# Homemade trout bait



## blueboy22 (Sep 30, 2007)

Anyone every make or use Homemade Trout Bait?
I have found a lot of recipes on the web for making it but wonder if it works well for you.
Last winter there were a lot of really slow days ice fishing DC for ever one. On one of the slowest days for every one I talked too, I was 30 yards from two guys and a 12 year old kid that were pulling up fish every time they sent down what ever they were using for Bait, or at least getting hits and missing them, It was incredible. The Boy walked past us to go the their truck and I asked him what they were using and he said homemade bait.
One thing that caught my Eye was the Big Electric Auger he was using. Well a few days later me and a buddy were trying to fish the spot they were in and two guys came and sat about 15 yards from us and started to Nailed the fish too. So I mentioned this guy with the Electric Auger That also did well catching Fish and they knew him so they also knew about this "bait" the way they were knocking them Dead. Wish I knew How to make what they were using.


----------



## DallanC (Jan 13, 2009)

Yes, I make up a special scent bait I use for Kokanee.


-DallanC


----------



## blueboy22 (Sep 30, 2007)

And it works good for you?. I'm going to try to mix a few things up this winter and see what happens.


----------



## elkfromabove (Apr 20, 2008)

DallanC said:


> Yes, I make up a special scent bait I use for Kokanee.
> 
> -DallanC


So please share the recipe!


----------



## EvilTyeDyeTwin (Aug 9, 2011)

Here are some recipies.....

1) Cheesy Garlic Trout Dough Bait

2 cups water, 1 cup flour, 1 cup cornmeal, ½ cup sugar, 1 tablespoon garlic powder, ¼ pound Velveeta cheese

Place the cheese in a small microwave safe bowl and microwave until melted.
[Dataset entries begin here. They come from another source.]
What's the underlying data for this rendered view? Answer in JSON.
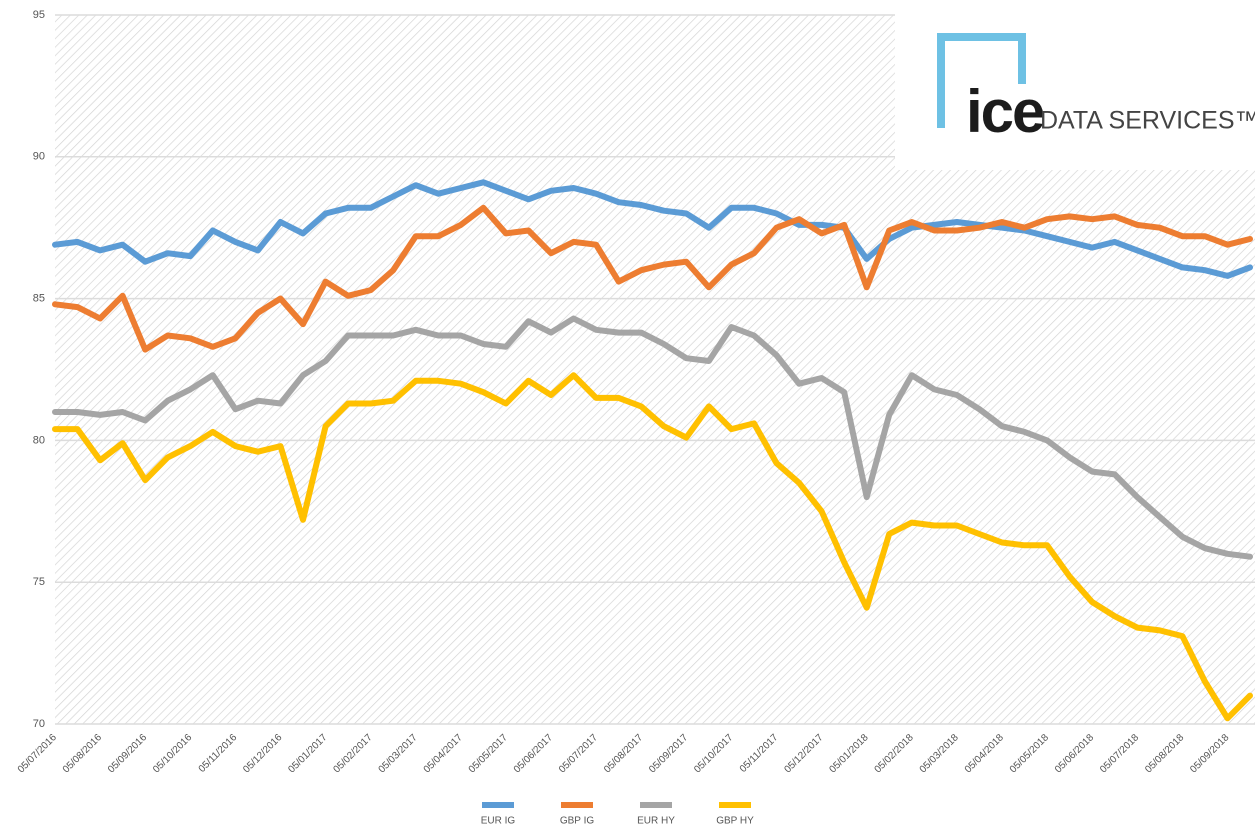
{
  "chart_data": {
    "type": "line",
    "logo": [
      "ice",
      "DATA SERVICES™"
    ],
    "categories": [
      "05/07/2016",
      null,
      "05/08/2016",
      null,
      "05/09/2016",
      null,
      "05/10/2016",
      null,
      "05/11/2016",
      null,
      "05/12/2016",
      null,
      "05/01/2017",
      null,
      "05/02/2017",
      null,
      "05/03/2017",
      null,
      "05/04/2017",
      null,
      "05/05/2017",
      null,
      "05/06/2017",
      null,
      "05/07/2017",
      null,
      "05/08/2017",
      null,
      "05/09/2017",
      null,
      "05/10/2017",
      null,
      "05/11/2017",
      null,
      "05/12/2017",
      null,
      "05/01/2018",
      null,
      "05/02/2018",
      null,
      "05/03/2018",
      null,
      "05/04/2018",
      null,
      "05/05/2018",
      null,
      "05/06/2018",
      null,
      "05/07/2018",
      null,
      "05/08/2018",
      null,
      "05/09/2018",
      null
    ],
    "series": [
      {
        "name": "EUR IG",
        "color": "#5b9bd5",
        "values": [
          86.9,
          87.0,
          86.7,
          86.9,
          86.3,
          86.6,
          86.5,
          87.4,
          87.0,
          86.7,
          87.7,
          87.3,
          88.0,
          88.2,
          88.2,
          88.6,
          89.0,
          88.7,
          88.9,
          89.1,
          88.8,
          88.5,
          88.8,
          88.9,
          88.7,
          88.4,
          88.3,
          88.1,
          88.0,
          87.5,
          88.2,
          88.2,
          88.0,
          87.6,
          87.6,
          87.5,
          86.4,
          87.1,
          87.5,
          87.6,
          87.7,
          87.6,
          87.5,
          87.4,
          87.2,
          87.0,
          86.8,
          87.0,
          86.7,
          86.4,
          86.1,
          86.0,
          85.8,
          86.1
        ]
      },
      {
        "name": "GBP IG",
        "color": "#ed7d31",
        "values": [
          84.8,
          84.7,
          84.3,
          85.1,
          83.2,
          83.7,
          83.6,
          83.3,
          83.6,
          84.5,
          85.0,
          84.1,
          85.6,
          85.1,
          85.3,
          86.0,
          87.2,
          87.2,
          87.6,
          88.2,
          87.3,
          87.4,
          86.6,
          87.0,
          86.9,
          85.6,
          86.0,
          86.2,
          86.3,
          85.4,
          86.2,
          86.6,
          87.5,
          87.8,
          87.3,
          87.6,
          85.4,
          87.4,
          87.7,
          87.4,
          87.4,
          87.5,
          87.7,
          87.5,
          87.8,
          87.9,
          87.8,
          87.9,
          87.6,
          87.5,
          87.2,
          87.2,
          86.9,
          87.1
        ]
      },
      {
        "name": "EUR HY",
        "color": "#a5a5a5",
        "values": [
          81.0,
          81.0,
          80.9,
          81.0,
          80.7,
          81.4,
          81.8,
          82.3,
          81.1,
          81.4,
          81.3,
          82.3,
          82.8,
          83.7,
          83.7,
          83.7,
          83.9,
          83.7,
          83.7,
          83.4,
          83.3,
          84.2,
          83.8,
          84.3,
          83.9,
          83.8,
          83.8,
          83.4,
          82.9,
          82.8,
          84.0,
          83.7,
          83.0,
          82.0,
          82.2,
          81.7,
          78.0,
          80.9,
          82.3,
          81.8,
          81.6,
          81.1,
          80.5,
          80.3,
          80.0,
          79.4,
          78.9,
          78.8,
          78.0,
          77.3,
          76.6,
          76.2,
          76.0,
          75.9
        ]
      },
      {
        "name": "GBP HY",
        "color": "#ffc000",
        "values": [
          80.4,
          80.4,
          79.3,
          79.9,
          78.6,
          79.4,
          79.8,
          80.3,
          79.8,
          79.6,
          79.8,
          77.2,
          80.5,
          81.3,
          81.3,
          81.4,
          82.1,
          82.1,
          82.0,
          81.7,
          81.3,
          82.1,
          81.6,
          82.3,
          81.5,
          81.5,
          81.2,
          80.5,
          80.1,
          81.2,
          80.4,
          80.6,
          79.2,
          78.5,
          77.5,
          75.7,
          74.1,
          76.7,
          77.1,
          77.0,
          77.0,
          76.7,
          76.4,
          76.3,
          76.3,
          75.2,
          74.3,
          73.8,
          73.4,
          73.3,
          73.1,
          71.5,
          70.2,
          71.0
        ]
      }
    ],
    "ylim": [
      70,
      95
    ],
    "yticks": [
      70,
      75,
      80,
      85,
      90,
      95
    ],
    "grid": true,
    "legend": "bottom"
  }
}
Mix water, melted cheese, flour, cornmeal, sugar, and garlic powder together in a large mixing bowl until well blended and a heavy dough is formed.
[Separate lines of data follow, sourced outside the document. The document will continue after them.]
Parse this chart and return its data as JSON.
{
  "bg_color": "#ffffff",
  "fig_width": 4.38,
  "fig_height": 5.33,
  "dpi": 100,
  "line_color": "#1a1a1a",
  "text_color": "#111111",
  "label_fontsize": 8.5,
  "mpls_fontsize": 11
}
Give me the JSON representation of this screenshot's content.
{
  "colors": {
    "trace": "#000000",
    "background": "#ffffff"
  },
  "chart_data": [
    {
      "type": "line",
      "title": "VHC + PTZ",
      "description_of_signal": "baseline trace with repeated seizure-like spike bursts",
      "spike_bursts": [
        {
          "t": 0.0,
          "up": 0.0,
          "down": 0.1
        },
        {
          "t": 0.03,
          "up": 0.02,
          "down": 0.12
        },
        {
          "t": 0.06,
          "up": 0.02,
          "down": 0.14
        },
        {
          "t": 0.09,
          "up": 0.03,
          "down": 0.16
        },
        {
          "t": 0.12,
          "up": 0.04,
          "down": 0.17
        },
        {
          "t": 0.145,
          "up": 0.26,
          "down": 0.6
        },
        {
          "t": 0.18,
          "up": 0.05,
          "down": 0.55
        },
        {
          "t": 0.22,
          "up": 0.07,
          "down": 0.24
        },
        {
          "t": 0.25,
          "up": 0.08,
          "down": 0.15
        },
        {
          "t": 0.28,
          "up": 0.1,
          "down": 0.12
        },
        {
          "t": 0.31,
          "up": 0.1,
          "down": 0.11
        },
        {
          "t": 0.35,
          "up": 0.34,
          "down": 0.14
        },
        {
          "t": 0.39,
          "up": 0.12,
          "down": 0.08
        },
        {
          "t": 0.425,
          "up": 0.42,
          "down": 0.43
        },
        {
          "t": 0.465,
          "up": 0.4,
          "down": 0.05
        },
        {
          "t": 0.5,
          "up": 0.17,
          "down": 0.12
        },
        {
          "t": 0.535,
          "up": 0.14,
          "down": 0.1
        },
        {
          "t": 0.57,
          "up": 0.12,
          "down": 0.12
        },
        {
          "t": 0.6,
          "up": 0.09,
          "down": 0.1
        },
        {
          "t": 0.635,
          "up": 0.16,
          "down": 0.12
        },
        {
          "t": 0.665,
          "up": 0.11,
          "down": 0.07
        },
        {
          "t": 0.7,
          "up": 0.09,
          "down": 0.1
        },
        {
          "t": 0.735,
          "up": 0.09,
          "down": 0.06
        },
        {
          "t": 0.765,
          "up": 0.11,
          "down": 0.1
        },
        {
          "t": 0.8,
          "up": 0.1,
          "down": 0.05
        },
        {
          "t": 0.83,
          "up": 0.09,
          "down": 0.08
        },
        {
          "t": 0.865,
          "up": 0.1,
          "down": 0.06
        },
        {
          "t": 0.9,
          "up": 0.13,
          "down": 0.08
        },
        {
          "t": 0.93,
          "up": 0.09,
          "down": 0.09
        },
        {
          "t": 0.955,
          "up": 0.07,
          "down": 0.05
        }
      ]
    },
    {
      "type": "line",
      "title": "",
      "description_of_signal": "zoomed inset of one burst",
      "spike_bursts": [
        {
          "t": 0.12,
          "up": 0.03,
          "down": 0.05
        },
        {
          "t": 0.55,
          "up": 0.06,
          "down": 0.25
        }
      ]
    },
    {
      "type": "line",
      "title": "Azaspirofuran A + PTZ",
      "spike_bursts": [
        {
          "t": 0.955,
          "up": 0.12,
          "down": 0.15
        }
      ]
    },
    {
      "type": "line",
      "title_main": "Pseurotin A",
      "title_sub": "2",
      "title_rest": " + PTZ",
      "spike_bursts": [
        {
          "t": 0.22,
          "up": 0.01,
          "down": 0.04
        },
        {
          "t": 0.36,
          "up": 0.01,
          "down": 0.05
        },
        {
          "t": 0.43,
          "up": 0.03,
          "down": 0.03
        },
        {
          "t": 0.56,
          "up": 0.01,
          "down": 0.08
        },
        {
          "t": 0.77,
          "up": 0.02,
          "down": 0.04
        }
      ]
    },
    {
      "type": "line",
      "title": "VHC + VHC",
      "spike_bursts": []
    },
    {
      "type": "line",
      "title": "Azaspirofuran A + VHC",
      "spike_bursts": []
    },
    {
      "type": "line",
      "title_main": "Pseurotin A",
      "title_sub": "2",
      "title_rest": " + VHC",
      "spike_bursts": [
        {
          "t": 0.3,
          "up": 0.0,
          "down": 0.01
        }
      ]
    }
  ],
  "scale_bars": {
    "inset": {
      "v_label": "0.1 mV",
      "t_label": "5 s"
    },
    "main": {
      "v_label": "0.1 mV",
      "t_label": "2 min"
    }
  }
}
Fill a large stock pot with water and bring to a rapid boil. While waiting for the water to boil, pinch off enough of the dough to form a small ball and roll it until it forms a ball. Form all of the dough into balls. Drop in a few dough balls into the water at a time. Cook the balls in the boiling water for 1-2 minutes and then place on paper towels to dry off the excess water.


2) Heat up a non-stick sauce pan on low- medium heat.

1. Start with one jar of power bait, broken in small pieces. Any color or flavor you like. One and one half times the amount of Velveeta and 20 white mini marshmallows. Place in the pan and melt them together. The mixture gives you the integrity and semi-flotation of power bait, while milking into the water like Velveeta. Then put in a full jar of Salmon eggs into the mix and smash them up in to the mixture. Add one teaspoon of pancake syrup. Mix a tablespoon of your favorite bait scent in. Use anise extract or garlic oil.

2. Let the concoction cool, and then knead like dough.

3. Containerize and refrigerate until used.


----------



## blueboy22 (Sep 30, 2007)

Thanks Evil Twin, I'll try that one too.


----------